Wednesday, January 12, 2011

An American High School Story










By David Moser



Part One: Two Autumns

I started reading the news the day Mohammad Al-Dura appeared on my porch. He was in his father’s lap, on the front page of our paper. I had known Palestinians had arms and legs, feet for stepping on flags, hands with fingers for pulling triggers or ignition chords. But their heads had always been masked. Rather than eyes or dimples, they had featureless cloth, sometimes a black and white checkered pattern wrapped their heads, other times it was just black or white, like bank robbers or the Ku Klux Klan. Mohammad and his father though, they had faces—one a man, and one a boy, and their hands held each other. I was fifteen, and felt closer to the boy. My mother explained the pictures: screaming for help, cowering in terror, still. That day, my mother made me read the news. Every day after, the news itself did. I desperately wanted the violence to stop. Through my camp, I had been registered for, and was eagerly awaiting, a trip to Israel the following summer. I would hike Masada, swim the Dead Sea, and celebrate Shabbat in Jerusalem. The trip was eventually canceled, and America was about to get scary too. In less than a year, during Spanish class, the towers fell.

I must say, the weeks following September 11th were a good time in my life. I was running varsity cross country, and for the first time feeling that I had come into my own within the high school social world.
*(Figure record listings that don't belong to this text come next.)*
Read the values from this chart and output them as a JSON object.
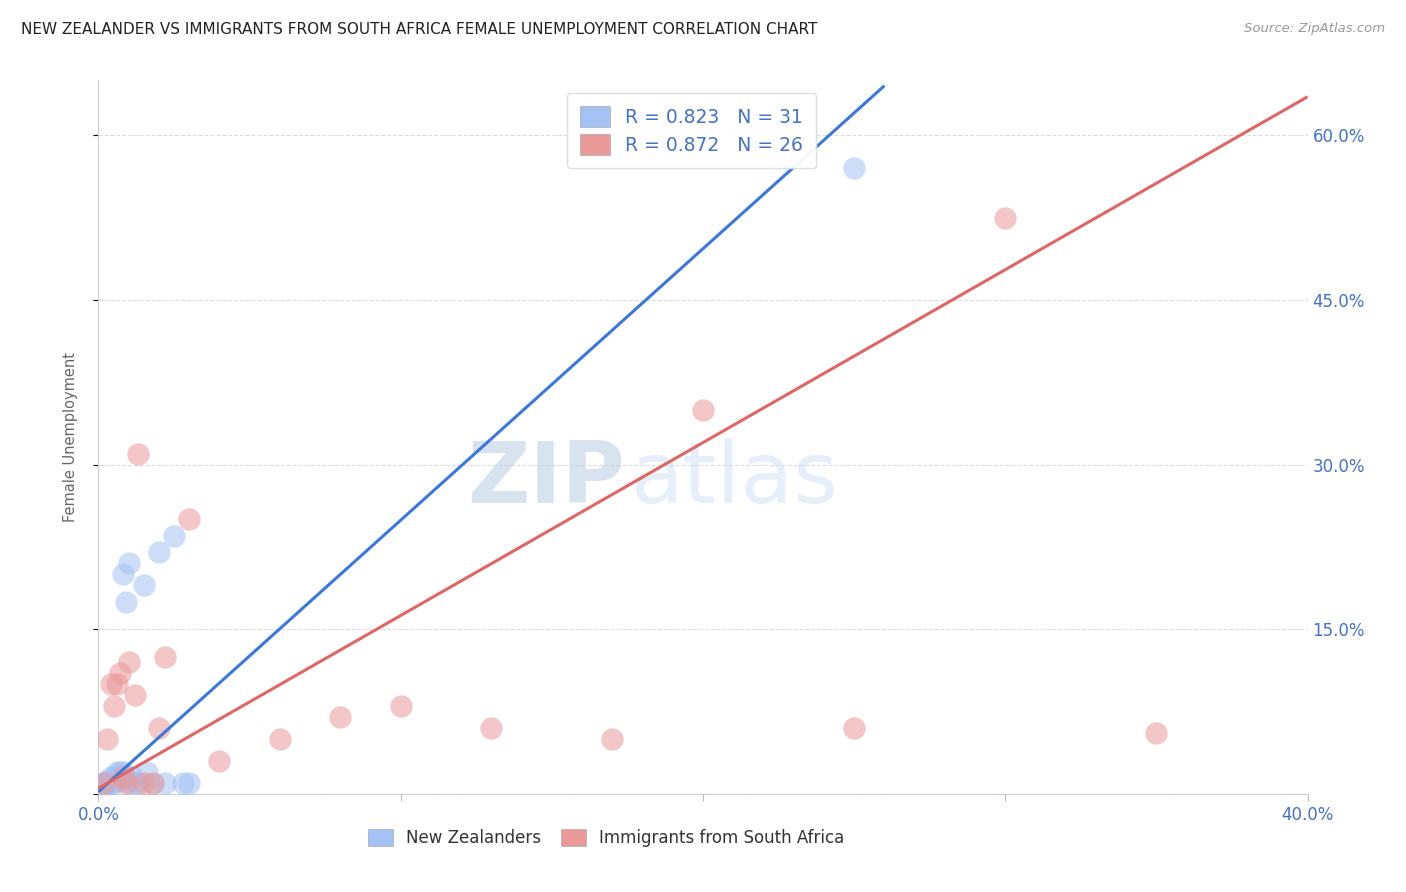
{
  "title": "NEW ZEALANDER VS IMMIGRANTS FROM SOUTH AFRICA FEMALE UNEMPLOYMENT CORRELATION CHART",
  "source": "Source: ZipAtlas.com",
  "ylabel": "Female Unemployment",
  "watermark_zip": "ZIP",
  "watermark_atlas": "atlas",
  "blue_R": 0.823,
  "blue_N": 31,
  "pink_R": 0.872,
  "pink_N": 26,
  "xmin": 0.0,
  "xmax": 0.4,
  "ymin": 0.0,
  "ymax": 0.65,
  "yticks": [
    0.0,
    0.15,
    0.3,
    0.45,
    0.6
  ],
  "ytick_labels": [
    "",
    "15.0%",
    "30.0%",
    "45.0%",
    "60.0%"
  ],
  "xticks": [
    0.0,
    0.1,
    0.2,
    0.3,
    0.4
  ],
  "xtick_labels": [
    "0.0%",
    "",
    "",
    "",
    "40.0%"
  ],
  "blue_scatter_color": "#a4c2f4",
  "pink_scatter_color": "#ea9999",
  "blue_line_color": "#3c78d8",
  "pink_line_color": "#e06666",
  "legend1_label": "New Zealanders",
  "legend2_label": "Immigrants from South Africa",
  "blue_x": [
    0.001,
    0.002,
    0.002,
    0.003,
    0.003,
    0.004,
    0.004,
    0.005,
    0.005,
    0.006,
    0.006,
    0.007,
    0.007,
    0.008,
    0.008,
    0.009,
    0.009,
    0.01,
    0.01,
    0.011,
    0.012,
    0.013,
    0.015,
    0.016,
    0.018,
    0.02,
    0.022,
    0.025,
    0.028,
    0.03,
    0.25
  ],
  "blue_y": [
    0.005,
    0.005,
    0.01,
    0.01,
    0.012,
    0.01,
    0.015,
    0.01,
    0.015,
    0.012,
    0.02,
    0.015,
    0.02,
    0.2,
    0.02,
    0.175,
    0.015,
    0.01,
    0.21,
    0.015,
    0.01,
    0.01,
    0.19,
    0.02,
    0.01,
    0.22,
    0.01,
    0.235,
    0.01,
    0.01,
    0.57
  ],
  "pink_x": [
    0.002,
    0.003,
    0.004,
    0.005,
    0.006,
    0.007,
    0.008,
    0.009,
    0.01,
    0.012,
    0.013,
    0.015,
    0.018,
    0.02,
    0.022,
    0.03,
    0.04,
    0.06,
    0.08,
    0.1,
    0.13,
    0.17,
    0.2,
    0.25,
    0.3,
    0.35
  ],
  "pink_y": [
    0.01,
    0.05,
    0.1,
    0.08,
    0.1,
    0.11,
    0.015,
    0.01,
    0.12,
    0.09,
    0.31,
    0.01,
    0.01,
    0.06,
    0.125,
    0.25,
    0.03,
    0.05,
    0.07,
    0.08,
    0.06,
    0.05,
    0.35,
    0.06,
    0.525,
    0.055
  ],
  "blue_trend_x": [
    0.0,
    0.26
  ],
  "blue_trend_y": [
    0.002,
    0.645
  ],
  "pink_trend_x": [
    0.0,
    0.4
  ],
  "pink_trend_y": [
    0.005,
    0.635
  ],
  "title_fontsize": 11,
  "axis_color": "#4472c4",
  "background_color": "#ffffff",
  "grid_color": "#dddddd"
}
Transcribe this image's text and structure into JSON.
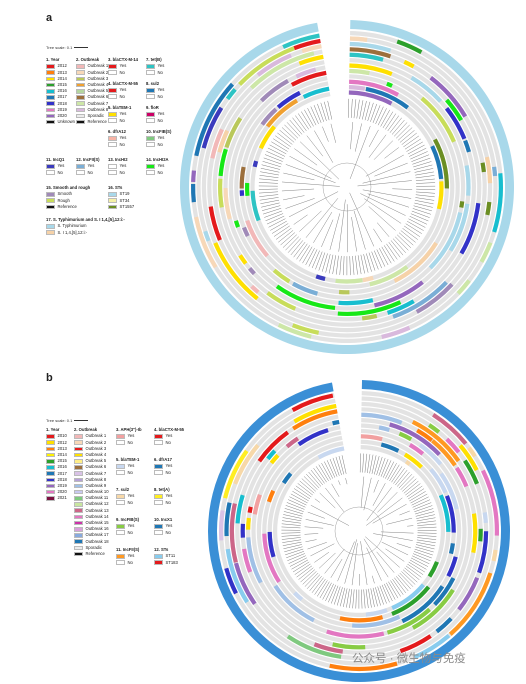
{
  "panel_a": {
    "letter": "a",
    "tree_scale": "Tree scale: 0.1",
    "groups": [
      {
        "title": "1. Year",
        "items": [
          [
            "2012",
            "#e41a1c"
          ],
          [
            "2013",
            "#ff7f0e"
          ],
          [
            "2014",
            "#ffe000"
          ],
          [
            "2015",
            "#2ca02c"
          ],
          [
            "2016",
            "#17becf"
          ],
          [
            "2017",
            "#1f77b4"
          ],
          [
            "2018",
            "#3232c8"
          ],
          [
            "2019",
            "#e377c2"
          ],
          [
            "2020",
            "#9467bd"
          ],
          [
            "Unknown",
            "#111111"
          ]
        ]
      },
      {
        "title": "2. Outbreak",
        "items": [
          [
            "Outbreak 1",
            "#f2b8b8"
          ],
          [
            "Outbreak 2",
            "#f7d8b8"
          ],
          [
            "Outbreak 3",
            "#b9c85a"
          ],
          [
            "Outbreak 4",
            "#f0a030"
          ],
          [
            "Outbreak 5",
            "#b4d6a0"
          ],
          [
            "Outbreak 6",
            "#9c6f3c"
          ],
          [
            "Outbreak 7",
            "#cde7a7"
          ],
          [
            "Outbreak 8",
            "#d9b9dd"
          ],
          [
            "Sporadic",
            "#ececec"
          ],
          [
            "Reference",
            "#111111"
          ]
        ]
      },
      {
        "title": "3. blaCTX-M-14",
        "items": [
          [
            "Yes",
            "#e41a1c"
          ],
          [
            "No",
            "#ffffff"
          ]
        ]
      },
      {
        "title": "4. blaCTX-M-55",
        "items": [
          [
            "Yes",
            "#e41a1c"
          ],
          [
            "No",
            "#ffffff"
          ]
        ]
      },
      {
        "title": "5. blaTEM-1",
        "items": [
          [
            "Yes",
            "#ffe000"
          ],
          [
            "No",
            "#ffffff"
          ]
        ]
      },
      {
        "title": "6. dfrA12",
        "items": [
          [
            "Yes",
            "#f7b4a6"
          ],
          [
            "No",
            "#ffffff"
          ]
        ]
      },
      {
        "title": "7. tet(B)",
        "items": [
          [
            "Yes",
            "#2ec4c4"
          ],
          [
            "No",
            "#ffffff"
          ]
        ]
      },
      {
        "title": "8. sul2",
        "items": [
          [
            "Yes",
            "#1f77b4"
          ],
          [
            "No",
            "#ffffff"
          ]
        ]
      },
      {
        "title": "9. floR",
        "items": [
          [
            "Yes",
            "#cc0066"
          ],
          [
            "No",
            "#ffffff"
          ]
        ]
      },
      {
        "title": "10. IncFIB(S)",
        "items": [
          [
            "Yes",
            "#7fc97f"
          ],
          [
            "No",
            "#ffffff"
          ]
        ]
      },
      {
        "title": "11. IncQ1",
        "items": [
          [
            "Yes",
            "#3b3bbd"
          ],
          [
            "No",
            "#ffffff"
          ]
        ]
      },
      {
        "title": "12. IncFII(S)",
        "items": [
          [
            "Yes",
            "#7aaed6"
          ],
          [
            "No",
            "#ffffff"
          ]
        ]
      },
      {
        "title": "13. IncHI2",
        "items": [
          [
            "Yes",
            "#ffffff"
          ],
          [
            "No",
            "#ffffff"
          ]
        ]
      },
      {
        "title": "14. IncHI2A",
        "items": [
          [
            "Yes",
            "#17e817"
          ],
          [
            "No",
            "#ffffff"
          ]
        ]
      },
      {
        "title": "15. Smooth and rough",
        "items": [
          [
            "Smooth",
            "#a08ab8"
          ],
          [
            "Rough",
            "#c8dd5a"
          ],
          [
            "Reference",
            "#111111"
          ]
        ]
      },
      {
        "title": "16. STs",
        "items": [
          [
            "ST19",
            "#a8d8ea"
          ],
          [
            "ST34",
            "#f5f0a8"
          ],
          [
            "ST1557",
            "#6b8e23"
          ]
        ]
      },
      {
        "title": "17. S. Typhimurium and S. I 1,4,[5],12:i:-",
        "items": [
          [
            "S. Typhimurium",
            "#a8d8ea"
          ],
          [
            "S. I 1,4,[5],12:i:-",
            "#f6d2a8"
          ]
        ]
      }
    ]
  },
  "panel_b": {
    "letter": "b",
    "tree_scale": "Tree scale: 0.1",
    "groups": [
      {
        "title": "1. Year",
        "items": [
          [
            "2010",
            "#e41a1c"
          ],
          [
            "2012",
            "#ffe000"
          ],
          [
            "2013",
            "#ff7f0e"
          ],
          [
            "2014",
            "#fff200"
          ],
          [
            "2015",
            "#2ca02c"
          ],
          [
            "2016",
            "#17becf"
          ],
          [
            "2017",
            "#1f77b4"
          ],
          [
            "2018",
            "#3232c8"
          ],
          [
            "2019",
            "#9467bd"
          ],
          [
            "2020",
            "#e377c2"
          ],
          [
            "2021",
            "#7b1040"
          ]
        ]
      },
      {
        "title": "2. Outbreak",
        "items": [
          [
            "Outbreak 1",
            "#f2b8b8"
          ],
          [
            "Outbreak 2",
            "#f7d8b8"
          ],
          [
            "Outbreak 3",
            "#e41a1c"
          ],
          [
            "Outbreak 4",
            "#ffe000"
          ],
          [
            "Outbreak 5",
            "#ffee88"
          ],
          [
            "Outbreak 6",
            "#9c6f3c"
          ],
          [
            "Outbreak 7",
            "#d9c2e6"
          ],
          [
            "Outbreak 8",
            "#b6a0d6"
          ],
          [
            "Outbreak 9",
            "#a0c0e6"
          ],
          [
            "Outbreak 10",
            "#c8c8f0"
          ],
          [
            "Outbreak 11",
            "#7fc97f"
          ],
          [
            "Outbreak 12",
            "#c8e6a0"
          ],
          [
            "Outbreak 13",
            "#cc6688"
          ],
          [
            "Outbreak 14",
            "#e377c2"
          ],
          [
            "Outbreak 15",
            "#cc33aa"
          ],
          [
            "Outbreak 16",
            "#d9a0d9"
          ],
          [
            "Outbreak 17",
            "#88aadd"
          ],
          [
            "Outbreak 18",
            "#1f77b4"
          ],
          [
            "Sporadic",
            "#ececec"
          ],
          [
            "Reference",
            "#111111"
          ]
        ]
      },
      {
        "title": "3. APH(3'')-Ib",
        "items": [
          [
            "Yes",
            "#f2a0a0"
          ],
          [
            "No",
            "#ffffff"
          ]
        ]
      },
      {
        "title": "4. blaCTX-M-55",
        "items": [
          [
            "Yes",
            "#e41a1c"
          ],
          [
            "No",
            "#ffffff"
          ]
        ]
      },
      {
        "title": "5. blaTEM-1",
        "items": [
          [
            "Yes",
            "#c8d8f0"
          ],
          [
            "No",
            "#ffffff"
          ]
        ]
      },
      {
        "title": "6. dfrA17",
        "items": [
          [
            "Yes",
            "#1f77b4"
          ],
          [
            "No",
            "#ffffff"
          ]
        ]
      },
      {
        "title": "7. sul2",
        "items": [
          [
            "Yes",
            "#f7d8a8"
          ],
          [
            "No",
            "#ffffff"
          ]
        ]
      },
      {
        "title": "8. tet(A)",
        "items": [
          [
            "Yes",
            "#ffee22"
          ],
          [
            "No",
            "#ffffff"
          ]
        ]
      },
      {
        "title": "9. IncFIB(S)",
        "items": [
          [
            "Yes",
            "#88cc44"
          ],
          [
            "No",
            "#ffffff"
          ]
        ]
      },
      {
        "title": "10. IncX1",
        "items": [
          [
            "Yes",
            "#1f77b4"
          ],
          [
            "No",
            "#ffffff"
          ]
        ]
      },
      {
        "title": "11. IncFII(S)",
        "items": [
          [
            "Yes",
            "#ff9922"
          ],
          [
            "No",
            "#ffffff"
          ]
        ]
      },
      {
        "title": "12. STs",
        "items": [
          [
            "ST11",
            "#88ccee"
          ],
          [
            "ST183",
            "#e41a1c"
          ]
        ]
      }
    ]
  },
  "ring_a_colors": [
    "#a8d8ea",
    "#f6d2a8",
    "#a08ab8",
    "#c8dd5a",
    "#6b8e23",
    "#2ec4c4",
    "#3b3bbd",
    "#17e817",
    "#7aaed6",
    "#e41a1c",
    "#1f77b4",
    "#ffe000",
    "#2ca02c",
    "#17becf",
    "#3232c8",
    "#e377c2",
    "#9467bd",
    "#f2b8b8",
    "#f7d8b8",
    "#b9c85a",
    "#f0a030",
    "#9c6f3c",
    "#cde7a7",
    "#d9b9dd"
  ],
  "ring_b_colors": [
    "#1f77b4",
    "#88ccee",
    "#e41a1c",
    "#ff9922",
    "#88cc44",
    "#ffee22",
    "#f7d8a8",
    "#c8d8f0",
    "#1f77b4",
    "#e41a1c",
    "#f2a0a0",
    "#ffe000",
    "#2ca02c",
    "#17becf",
    "#3232c8",
    "#9467bd",
    "#e377c2",
    "#ff7f0e",
    "#7fc97f",
    "#cc6688",
    "#d9c2e6",
    "#a0c0e6"
  ],
  "watermark": "公众号 · 微生物与免疫"
}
A senior from the team was teaching me stick, letting me drive his Jeep without a license. My mind was never far from the towers though, and times were strange. At a candle-light vigil for the victims, I saw my father join others in song for the first time. When I was a toddler he would sing “Chicken” along with Mississippi John Hurt. That evening, he sang “God Bless America,” although I don’t know what he would have meant by the God part. At night, the wonder of the stars had to compete with the wonder of the planes, criss-crossing our sky and blinking with terrible new potential. But none of it compared to the wonder of growing. I was sixteen, and one Saturday afternoon stepped out of the shower and noticed, to my surprise, that I had abdomen definition and burgeoning visible pectorals. My right hand tracked the growth of my chest every morning in homeroom as I recited the Pledge of Allegiance with, for the first time since kindergarten, a sense of earnestness and awe. The Berkshire Hills turned orange and yellow, ever oblivious to the other changes of the day.